We're not going to talk about the unread **pile**. :| Nope, nothing to see there. :D
(Score: 2) by aafcac on Wednesday January 22 2025, @05:32PM
It's kind of unfortunate as around here the libraries have been converted into community centers more than libraries. People do check out tons of books and the library system is one of the most used systems in the country, but it's so incredibly inaccessible for me than back when I was a kid due to just how loud it is. But, in theory, the fact that it's more of a community center probably does bring in people and allow the librarians to guide people to books that are less loved but the book for whatever it is that that patron is looking for.
That being said, the local library does have a ton of downloadable books and videos, so it's not like they're taking this lying down and to a large extent any reading that people do is probably a good thing.
(Score: 4, Funny) by c0lo on Tuesday January 21 2025, @01:30PM
True. You see, there's... hang on, TikTok is back, up and running again, talk to you later :large-grin:
https://www.youtube.com/@ProfSteveKeen https://soylentnews.org/~MichaelDavidCrawford
(Score: 0) by Anonymous Coward on Tuesday January 21 2025, @05:04PM
One of the worst funded/supported fields of endeavor.
The Internet Archive as an example
Do they even have an endowment?
(Score: 2) by aafcac on Wednesday January 22 2025, @05:37PM (1 child)

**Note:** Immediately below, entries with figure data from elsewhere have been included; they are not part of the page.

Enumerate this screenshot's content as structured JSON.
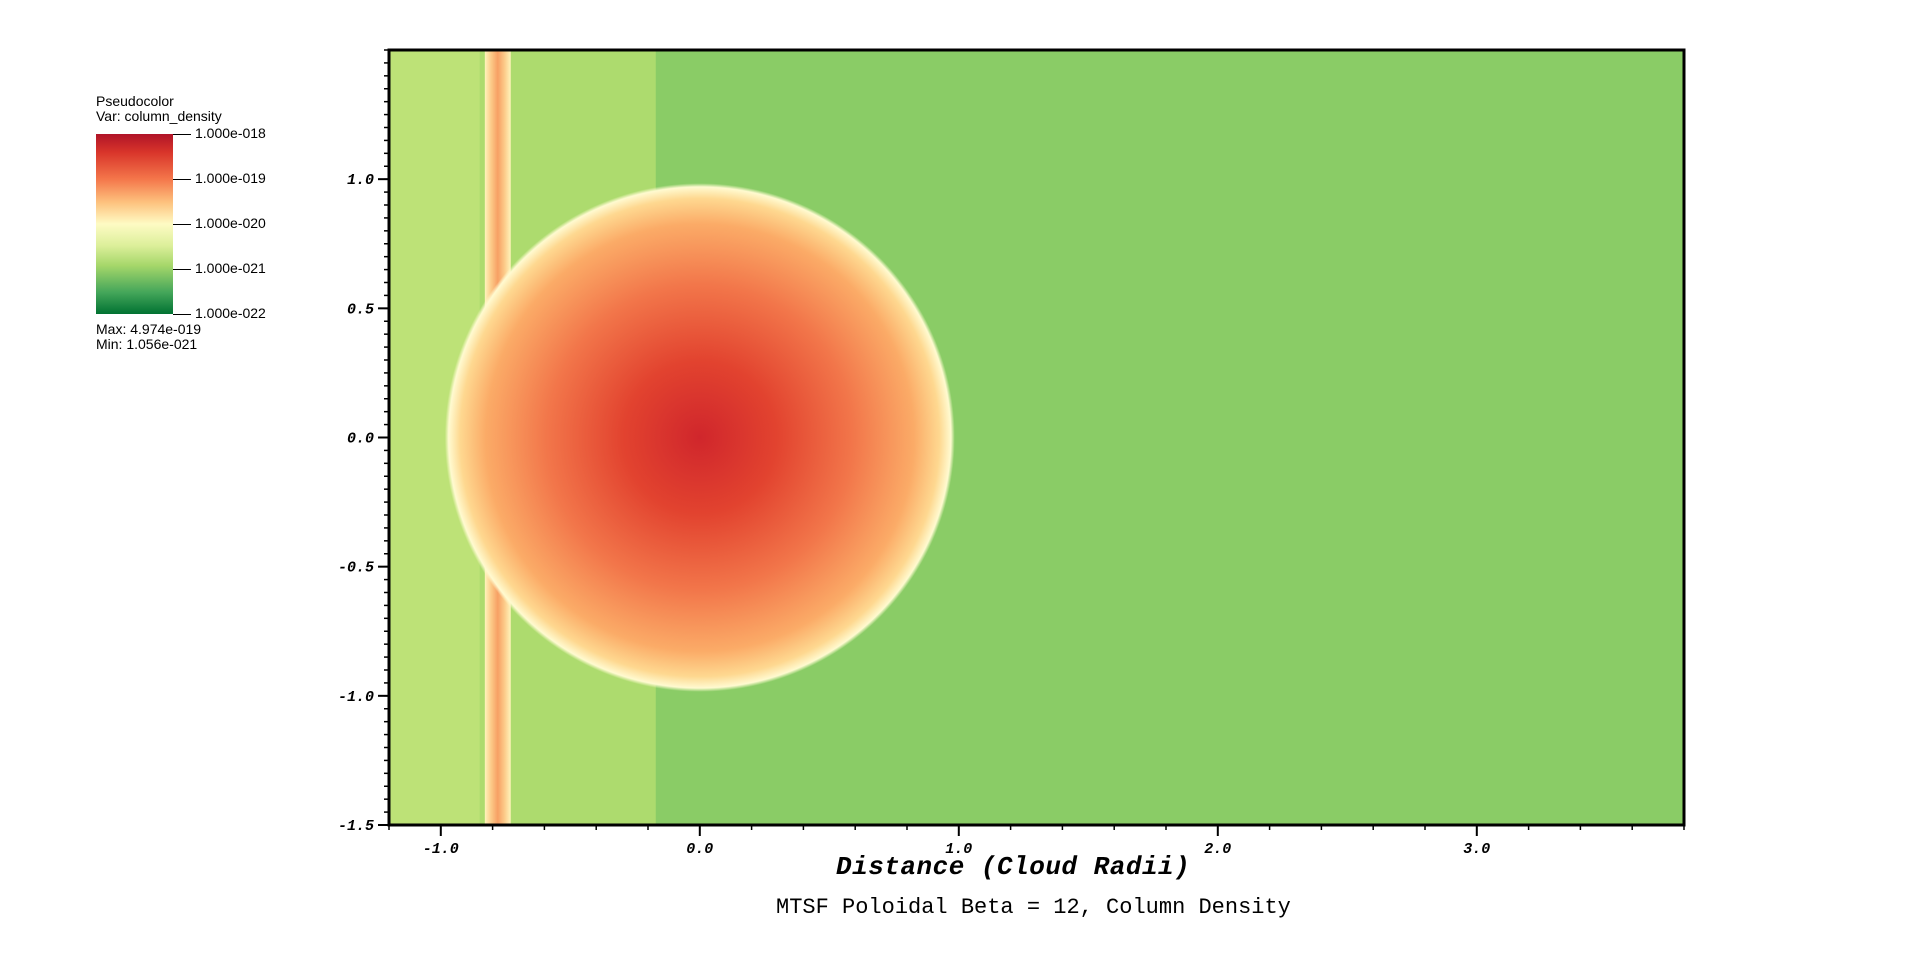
{
  "legend": {
    "plot_type": "Pseudocolor",
    "var_line": "Var: column_density",
    "colorbar_labels": [
      "1.000e-018",
      "1.000e-019",
      "1.000e-020",
      "1.000e-021",
      "1.000e-022"
    ],
    "max_line": "Max:  4.974e-019",
    "min_line": "Min:  1.056e-021",
    "colormap": [
      "#b01428",
      "#f4764a",
      "#fefbc4",
      "#a6d76a",
      "#017232"
    ]
  },
  "chart_data": {
    "type": "heatmap",
    "title": "MTSF Poloidal Beta = 12, Column Density",
    "xlabel": "Distance (Cloud Radii)",
    "ylabel": "",
    "xlim": [
      -1.2,
      3.8
    ],
    "ylim": [
      -1.5,
      1.5
    ],
    "x_ticks": [
      -1.0,
      0.0,
      1.0,
      2.0,
      3.0
    ],
    "x_tick_labels": [
      "-1.0",
      "0.0",
      "1.0",
      "2.0",
      "3.0"
    ],
    "y_ticks": [
      1.0,
      0.5,
      0.0,
      -0.5,
      -1.0,
      -1.5
    ],
    "y_tick_labels": [
      "1.0",
      "0.5",
      "0.0",
      "-0.5",
      "-1.0",
      "-1.5"
    ],
    "colorbar": {
      "scale": "log",
      "range": [
        1e-22,
        1e-18
      ]
    },
    "variable": "column_density",
    "max_value": 4.974e-19,
    "min_value": 1.056e-21,
    "features": {
      "cloud": {
        "center": [
          0.0,
          0.0
        ],
        "radius": 0.97,
        "peak_value": 4.974e-19
      },
      "front_sheet": {
        "x": -0.78,
        "width": 0.1
      },
      "boundary_1_x": -0.85,
      "boundary_2_x": -0.17,
      "background_right": 1.056e-21
    },
    "colors": {
      "region_far_left": "#bde277",
      "region_mid_left": "#addb6e",
      "region_right": "#8acc66",
      "cloud_core": "#d0262c",
      "cloud_mid": "#f2764a",
      "cloud_edge": "#fed890",
      "sheet": "#fddfa0"
    }
  }
}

That's more or less it, even under the most benevolent and well-intended system with checks and balances that are completely effective at keeping bias out, a lot of things that we view as being facts have changed over the previous few decades in particular. It's not always due to bad actors, a lot of it is because people have pushed the boundaries of research and learned that we were previously wrong. The things that are really and truly incontrovertible tend to be pretty infrequent. I'm not sure what disputing the atomic number of an atom would be, but it tends to be things like that where having a fact reserve is possible, it's also so basic as to be completely pointless as it's the stuff made of atoms that people dispute when it comes to fluoride in the drinking water and various stuff in vaccines.
(Score: 1, Funny) by Anonymous Coward on Thursday January 23 2025, @05:35AM
Bro they put fluorine in the toothpaste now. DON'T BRUSH. It'll make your kids gay.